Le local de « L’Athénéo » n’a jamais connu depuis fort longtemps un aussi grand bouleversement. Les casseurs se sont acharnés sur les archives qu’ils ont éparpillées dans toute la salle. La bibliothèque fût renversée, les livres jonchaient un sol imbibé de colle et d’huile, car ils avaient amené avec eux un seau de colle et un bidon d’huile utilisé dans certaines entreprises. Ceci renforce l’hypothèse d’un acte prémédité.

Pourquoi ces papiers ont-ils été éparpillés de la sorte, pourquoi des éléments inflammables ont-ils été répandus dans la salle ? Voulaient-ils faire de « L’Athénéo » un immense autodafé, au risque de brûler les appartements du dessus ? FR3 régionale a déclaré qu’ils avaient été dérangés dans leur acte décisif. Bref, le local n’a pas brûlé, mais a subi de nombreux dégâts sur le plan historique. Des archives introuvables du mouvement anarchiste et auvergnat risquent de disparaître.

Il n’y a pas tellement de différence entre ce qui s’est passé cette nuit et une photo de 1920 représentant la destruction d’un café de la Maison des syndicats par les fascistes italiens, publiée dans Le Monde libertaire nº 667. Il faut se demander pourquoi ces vandales ont mis tant d’ardeur à saccager le local. Il est vrai que les anarchistes de Clermont-Ferrand sont de méchants provocateurs. Ils se sont permis de mettre au grand jour, dans une vitrine grillagée, la première page du Monde libertaire du 11 juin 1987. Cette première page a-t-elle provoqué le déclic chez les fascistes, qui d’habitude ne font même pas de mal à une mouche (bien entendu si elle est française) ?

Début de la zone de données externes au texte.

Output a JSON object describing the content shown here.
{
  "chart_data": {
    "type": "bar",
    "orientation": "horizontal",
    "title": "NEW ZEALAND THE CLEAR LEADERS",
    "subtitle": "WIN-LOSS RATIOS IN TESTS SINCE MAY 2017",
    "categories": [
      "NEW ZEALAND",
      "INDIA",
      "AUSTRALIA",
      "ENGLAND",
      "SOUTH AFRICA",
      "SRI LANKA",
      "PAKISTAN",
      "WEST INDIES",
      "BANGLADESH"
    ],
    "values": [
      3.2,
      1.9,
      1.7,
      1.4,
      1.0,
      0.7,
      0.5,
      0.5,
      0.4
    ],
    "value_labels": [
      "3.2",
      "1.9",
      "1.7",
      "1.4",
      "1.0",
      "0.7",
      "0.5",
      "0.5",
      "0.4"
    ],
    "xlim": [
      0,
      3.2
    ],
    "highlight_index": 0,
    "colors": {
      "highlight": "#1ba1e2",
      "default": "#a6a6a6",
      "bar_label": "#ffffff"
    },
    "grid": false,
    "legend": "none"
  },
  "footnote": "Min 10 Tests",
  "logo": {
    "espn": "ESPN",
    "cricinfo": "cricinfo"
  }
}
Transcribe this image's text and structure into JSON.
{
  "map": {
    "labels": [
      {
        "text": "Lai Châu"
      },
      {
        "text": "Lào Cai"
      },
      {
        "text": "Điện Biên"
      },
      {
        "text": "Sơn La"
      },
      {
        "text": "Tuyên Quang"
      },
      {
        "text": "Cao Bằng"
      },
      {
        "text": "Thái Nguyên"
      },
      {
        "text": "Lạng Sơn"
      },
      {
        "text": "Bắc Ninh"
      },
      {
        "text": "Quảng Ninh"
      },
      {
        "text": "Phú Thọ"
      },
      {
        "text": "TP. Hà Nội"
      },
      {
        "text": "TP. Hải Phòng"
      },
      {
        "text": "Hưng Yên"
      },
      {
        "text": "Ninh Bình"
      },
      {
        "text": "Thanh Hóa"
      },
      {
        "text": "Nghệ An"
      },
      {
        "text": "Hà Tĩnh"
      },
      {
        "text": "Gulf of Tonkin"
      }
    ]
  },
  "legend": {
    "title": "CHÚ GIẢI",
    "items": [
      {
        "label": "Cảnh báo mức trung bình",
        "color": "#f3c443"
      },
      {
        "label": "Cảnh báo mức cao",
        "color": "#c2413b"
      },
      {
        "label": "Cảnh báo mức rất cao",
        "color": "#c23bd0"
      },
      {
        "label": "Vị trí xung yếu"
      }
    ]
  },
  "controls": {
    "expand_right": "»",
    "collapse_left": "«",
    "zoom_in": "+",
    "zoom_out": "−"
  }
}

Cette supposition personnelle, pas gratuite, doit montrer que le fossé n’est pas très grand entre ce qui a précédé 1922 et 1933 et les événements d’aujourd’hui. Cette destruction bruyante n’a provoqué aucune réaction des locataires du dessus. La police n’a été prévenue que le lendemain matin. Au lieu de trouver du papier sentant l’huile et la mauvaise colle, les policiers auraient bien pu découvrir des corps carbonisés.

Ces gestes de vandalisme, ressemblant aux procédés historiques du fascisme, prendront toujours plus d’importance si la majorité des citoyens continue à se vautrer dans sa lâcheté républicaine. Et dire qu’en 1988, ces mêmes iront voter pour demander plus de sécurité. Mais le cœur de « L’Athénéo », au 8 rue de l’Ange, même saccagé, même dépouillé de tout son héritage culturel et historique, criera toujours liberté.

Gr. Mikhalis-Kaltezas, G.A.E.L., C.N.T.-A.I.T., U.A.